Keşşaf sahibi, "Mâlike'l-mülk"ün; "O, mülkün cinsine sahiptir. Dolayısıyla O, mülk sahiplerinin sahip oldukları şeydeki tasarrufları gibi, mülk cinsinde tasarruf eder" manasında olduğunu söylemiştir. Bil ki Allahü teâlâ, kendisinin mutlak mânâda mâlikü'l-mülk olduğunu beyân edince, bundan sonra bunun teferruatına girip, şu beş şeyi zikretmiştir.

Mülkün Sahibi Olan Allah'ın Tasarrufatı

1- "Sen mülkü dilediğine verirsin, mülkü dilediğinden de (geri) alırsın" buyurmuştur. Bu ifâde hakkında âlimler çeşitli izahlar yapmışlardır.

Mülkden Nübüvvet Kasdolunmaktadır

a) Bundan murad, nübüvvet ve risâlet mülküdür. Nitekim Hak teâlâ: "Biz, gerçekten İbrahim soyuna da kitap ve hikmet verdik. Onlara büyük bir mülk bahşettik" (Nisa, 54)buyurmuştur. Peygamberlik, en büyük mülk mertebesidir. Çünkü âlimlerin diğer insanlar üzerinde, manen; zâlim hükümdarların da zahiren büyük tesirleri vardır. Peygamberlerin ise hem manen, hem de maddeten insanlar üzerinde tesiri vardır. Manen tesirleri, her insanın onların din ve şeriatlarını kabul edip, onun hak olduğuna inanmalarının gerekmesidir. Maddeten olan tesirleri de, insanlar isyan edip hakkı dinlemediklerinde, o insanların ölümü hak etmiş olmalarıdır.

Bazı insanların, kendileri gibi bir insanı Allah'ın peygamber olarak göndermesini imkânsız görmeleri, bu izahı kuvvetlendirir. Böylece Allahü teâlâ, onların "Allah, bir insanı mı peygamber gönderdi" 94) dediklerini nakletmiş ve "Eğer onu bir melek yapsaydık, onu da muhakkak bir insan (şeklinde)gösterirdik" (Enam, 9)buyurmuştur.

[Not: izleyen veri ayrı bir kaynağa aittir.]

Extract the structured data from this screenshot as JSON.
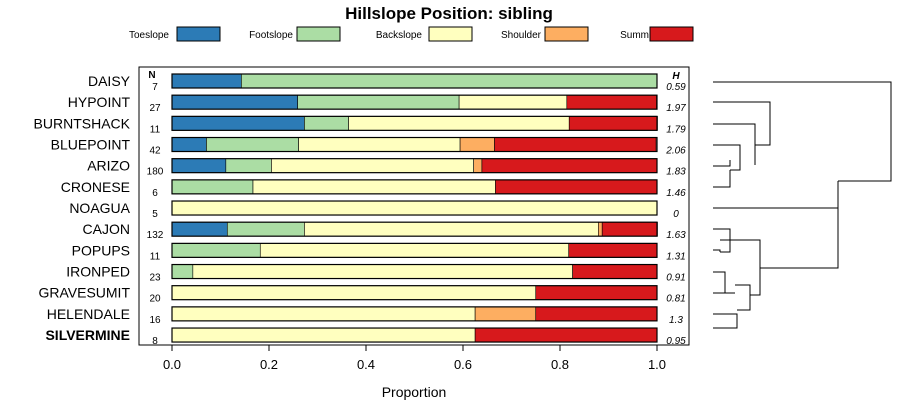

Bazı insanlar da, Allah'ın insan bir peygamber gönderebileceğini kabul etmiş, fakat "Şu Kur'ân iki memleketin birindeki büyük bir adama indirilmeli değil miydi?" (Zuhruf, 31) dedikleri, âyette de nakledildiği gibi, "Muhammed, fakir ve yetim birisidir. Bu büyük makam ona nasıl yakışır?" demişlerdir. Yahudiler, "Peygamberlik bizim ata aittir. Kureyş, nübüvvet ve kitap ehli değildir. Binâenaleyh nübüvvet, Muhammed'e nasıl yakışır?" derlerken; münafıklar da, "Yoksa onlar Allah'ın fazlından insanlara verdiği şeylere hased mi ediyorlar" (Nisa, 54) âyetinde de belirtildiği gibi, Hazret-i Peygamber'in nübüvvetini çekemiyorlardı.

Yine biz, Cenâb-ı Hakk'ın: "O inkâr edenlere de ki: "Yakında mağlub olacaksınız ve cehenneme sürüleceksiniz. O, ne kötü yataktır" (Âl-i imran, 12) âyetini tefsir ederken, yahudilerin sayılarının, silâhlarının ve kuvvetlerinin çokluğu ile Hazret-i Peygamber'e karşı büyülendiklerini söylemiştik. Sonra, Cenâb-ı Hak, bütün bu zümrelere mülkün yegâne mâlikinin kendisi olduğunu, dolayısıyla da mülkünü istediği kimselere vereceğini beyân etmek suretiyle reddiyede bulunmuş ve, "Sen mülkü dilediğine verirsin, mülkü dilediğinden de (geri) alırsın" buyurmuştur.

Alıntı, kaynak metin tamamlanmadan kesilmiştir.